Solve the differential equation with the given initial solution.
1. (dy/dx)=(-y/3)
for y(0)=10
my answer was y=10e^(-x/3)
2. dP/dt=P+4
for P(0)=100
my answer was P=104(e^t)-4
3. dz/dt=te^z
for z(0)=0
my answer was z=-ln(-.5(t^2)+1)
THANKS
To check the solutions to the given differential equations, you need to differentiate the expressions you found for the dependent variable with respect to the independent variable. Then substitute the initial conditions into the resulting equations and see if they satisfy the original differential equations.
1. The differential equation is (dy/dx) = -y/3.
Taking the derivative of the solution y = 10e^(-x/3) with respect to x:
(dy/dx) = 10e^(-x/3) * (-1/3)
= -10e^(-x/3) / 3
So, the left-hand side (LHS) matches the differential equation.

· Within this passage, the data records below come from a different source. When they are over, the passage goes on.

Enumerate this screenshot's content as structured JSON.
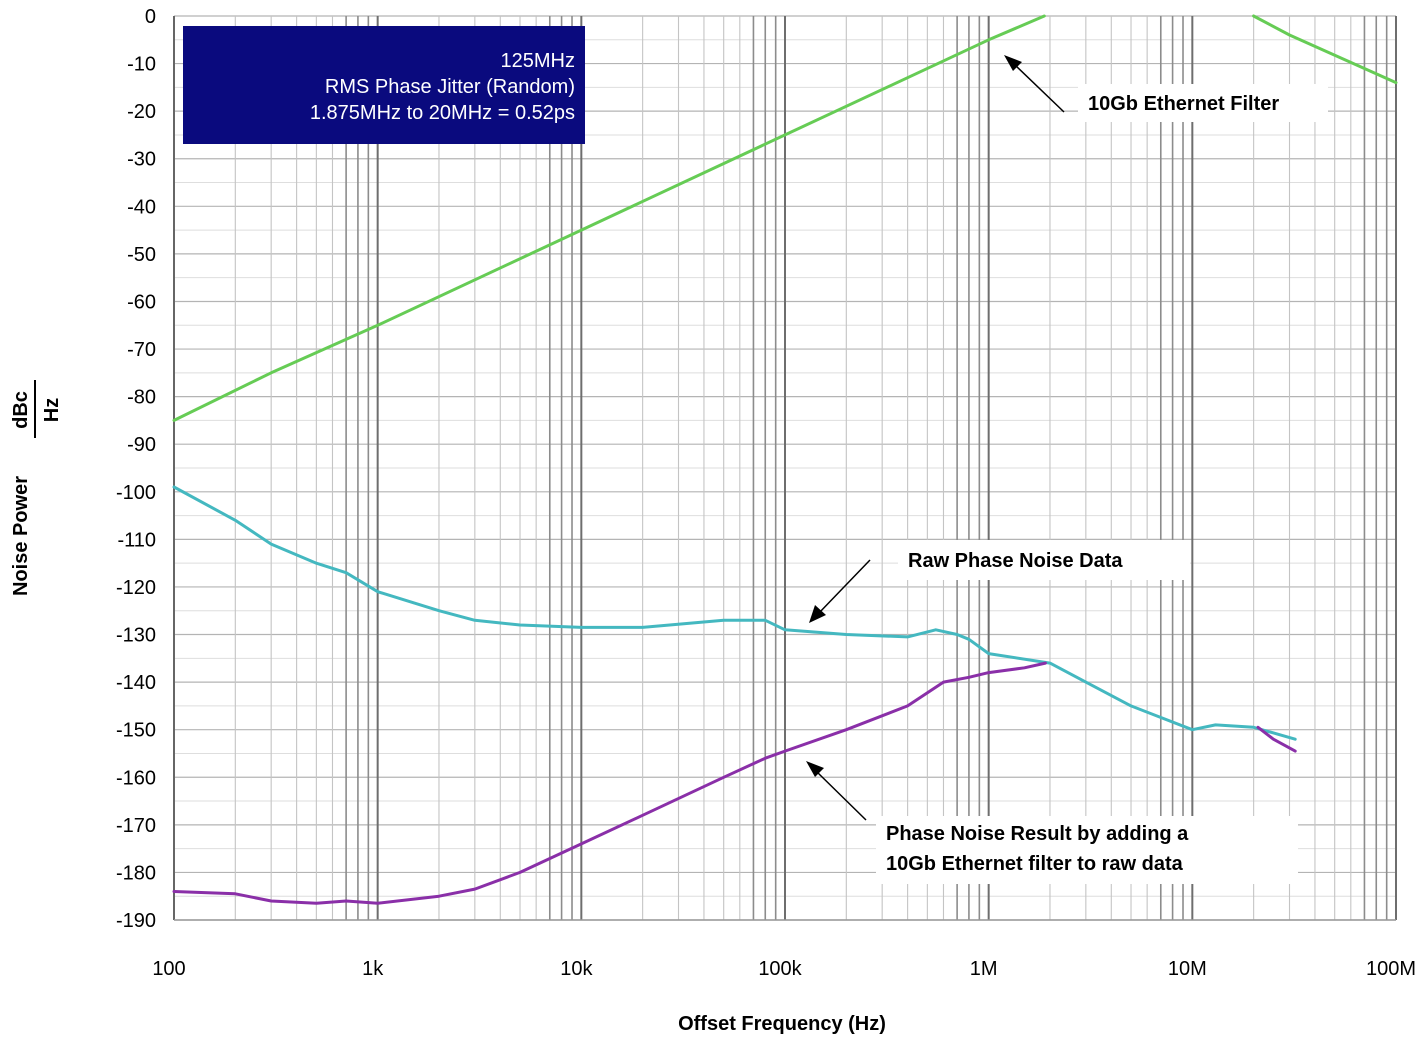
{
  "chart_data": {
    "type": "line",
    "x_scale": "log",
    "xlim": [
      100,
      100000000
    ],
    "ylim": [
      -190,
      0
    ],
    "grid": true,
    "xlabel": "Offset Frequency (Hz)",
    "ylabel": "Noise Power",
    "ylabel_unit_num": "dBc",
    "ylabel_unit_den": "Hz",
    "x_ticks": [
      {
        "value": 100,
        "label": "100"
      },
      {
        "value": 1000,
        "label": "1k"
      },
      {
        "value": 10000,
        "label": "10k"
      },
      {
        "value": 100000,
        "label": "100k"
      },
      {
        "value": 1000000,
        "label": "1M"
      },
      {
        "value": 10000000,
        "label": "10M"
      },
      {
        "value": 100000000,
        "label": "100M"
      }
    ],
    "y_ticks": [
      {
        "value": 0,
        "label": "0"
      },
      {
        "value": -10,
        "label": "-10"
      },
      {
        "value": -20,
        "label": "-20"
      },
      {
        "value": -30,
        "label": "-30"
      },
      {
        "value": -40,
        "label": "-40"
      },
      {
        "value": -50,
        "label": "-50"
      },
      {
        "value": -60,
        "label": "-60"
      },
      {
        "value": -70,
        "label": "-70"
      },
      {
        "value": -80,
        "label": "-80"
      },
      {
        "value": -90,
        "label": "-90"
      },
      {
        "value": -100,
        "label": "-100"
      },
      {
        "value": -110,
        "label": "-110"
      },
      {
        "value": -120,
        "label": "-120"
      },
      {
        "value": -130,
        "label": "-130"
      },
      {
        "value": -140,
        "label": "-140"
      },
      {
        "value": -150,
        "label": "-150"
      },
      {
        "value": -160,
        "label": "-160"
      },
      {
        "value": -170,
        "label": "-170"
      },
      {
        "value": -180,
        "label": "-180"
      },
      {
        "value": -190,
        "label": "-190"
      }
    ],
    "info_box": {
      "line1": "125MHz",
      "line2": "RMS Phase Jitter (Random)",
      "line3": "1.875MHz to 20MHz = 0.52ps"
    },
    "annotations": [
      {
        "text": "10Gb Ethernet Filter",
        "target_x": 1100000,
        "target_y": -2
      },
      {
        "text": "Raw Phase Noise Data",
        "target_x": 115000,
        "target_y": -128.5
      },
      {
        "lines": [
          "Phase Noise Result by adding a",
          "10Gb Ethernet filter to raw data"
        ],
        "target_x": 115000,
        "target_y": -156
      }
    ],
    "series": [
      {
        "color": "#66cc55",
        "segments": [
          [
            [
              100,
              -85
            ],
            [
              300,
              -75
            ],
            [
              1000,
              -65
            ],
            [
              10000,
              -45
            ],
            [
              100000,
              -25
            ],
            [
              1000000,
              -5
            ],
            [
              1875000,
              0
            ]
          ],
          [
            [
              20000000,
              0
            ],
            [
              30000000,
              -4
            ],
            [
              100000000,
              -14
            ]
          ]
        ]
      },
      {
        "color": "#44b8c0",
        "segments": [
          [
            [
              100,
              -99
            ],
            [
              200,
              -106
            ],
            [
              300,
              -111
            ],
            [
              500,
              -115
            ],
            [
              700,
              -117
            ],
            [
              1000,
              -121
            ],
            [
              2000,
              -125
            ],
            [
              3000,
              -127
            ],
            [
              5000,
              -128
            ],
            [
              10000,
              -128.5
            ],
            [
              20000,
              -128.5
            ],
            [
              50000,
              -127
            ],
            [
              80000,
              -127
            ],
            [
              100000,
              -129
            ],
            [
              200000,
              -130
            ],
            [
              400000,
              -130.5
            ],
            [
              550000,
              -129
            ],
            [
              700000,
              -130
            ],
            [
              800000,
              -131
            ],
            [
              1000000,
              -134
            ],
            [
              2000000,
              -136
            ],
            [
              3000000,
              -140
            ],
            [
              5000000,
              -145
            ],
            [
              10000000,
              -150
            ],
            [
              13000000,
              -149
            ],
            [
              20000000,
              -149.5
            ],
            [
              32000000,
              -152
            ]
          ]
        ]
      },
      {
        "color": "#8a2fa8",
        "segments": [
          [
            [
              100,
              -184
            ],
            [
              200,
              -184.5
            ],
            [
              300,
              -186
            ],
            [
              500,
              -186.5
            ],
            [
              700,
              -186
            ],
            [
              1000,
              -186.5
            ],
            [
              2000,
              -185
            ],
            [
              3000,
              -183.5
            ],
            [
              5000,
              -180
            ],
            [
              10000,
              -174
            ],
            [
              20000,
              -168
            ],
            [
              50000,
              -160
            ],
            [
              80000,
              -156
            ],
            [
              100000,
              -154.5
            ],
            [
              200000,
              -150
            ],
            [
              400000,
              -145
            ],
            [
              600000,
              -140
            ],
            [
              800000,
              -139
            ],
            [
              1000000,
              -138
            ],
            [
              1500000,
              -137
            ],
            [
              1900000,
              -136
            ]
          ],
          [
            [
              21000000,
              -149.5
            ],
            [
              25000000,
              -152
            ],
            [
              32000000,
              -154.5
            ]
          ]
        ]
      }
    ]
  }
}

Substituting the initial condition y(0) = 10 into the solution:
y(0) = 10e^(0) = 10
The right-hand side (RHS) also satisfies the initial condition.
Therefore, your answer y = 10e^(-x/3) is correct.
2. The differential equation is dP/dt = P + 4.
Taking the derivative of the given solution P = 104e^t - 4 with respect to t:
(dP/dt) = 104e^t
So, the LHS matches the differential equation.
Substituting the initial condition P(0) = 100 into the solution:
P(0) = 104e^0 - 4 = 100
The RHS also satisfies the initial condition.
Therefore, your answer P = 104e^t - 4 is correct.
3. The differential equation is dz/dt = te^z.
Taking the derivative of the solution z = -ln(-0.5t^2 + 1) with respect to t:
(dz/dt) = (1 / (-0.5t^2 + 1)) * (-t)
= t / (0.5t^2 - 1)
Please note that the derivative of the natural logarithm requires the chain rule, so make sure you apply it correctly.
It seems like there might be an error in the differentiation of the solution. Double-check your calculations and try differentiating it again. Then substitute the initial condition z(0) = 0 into the derivative and see if it matches the original differential equation.
Please note that finding a closed-form solution for a differential equation may not always be possible. In some cases, numerical methods are used to approximate the solution.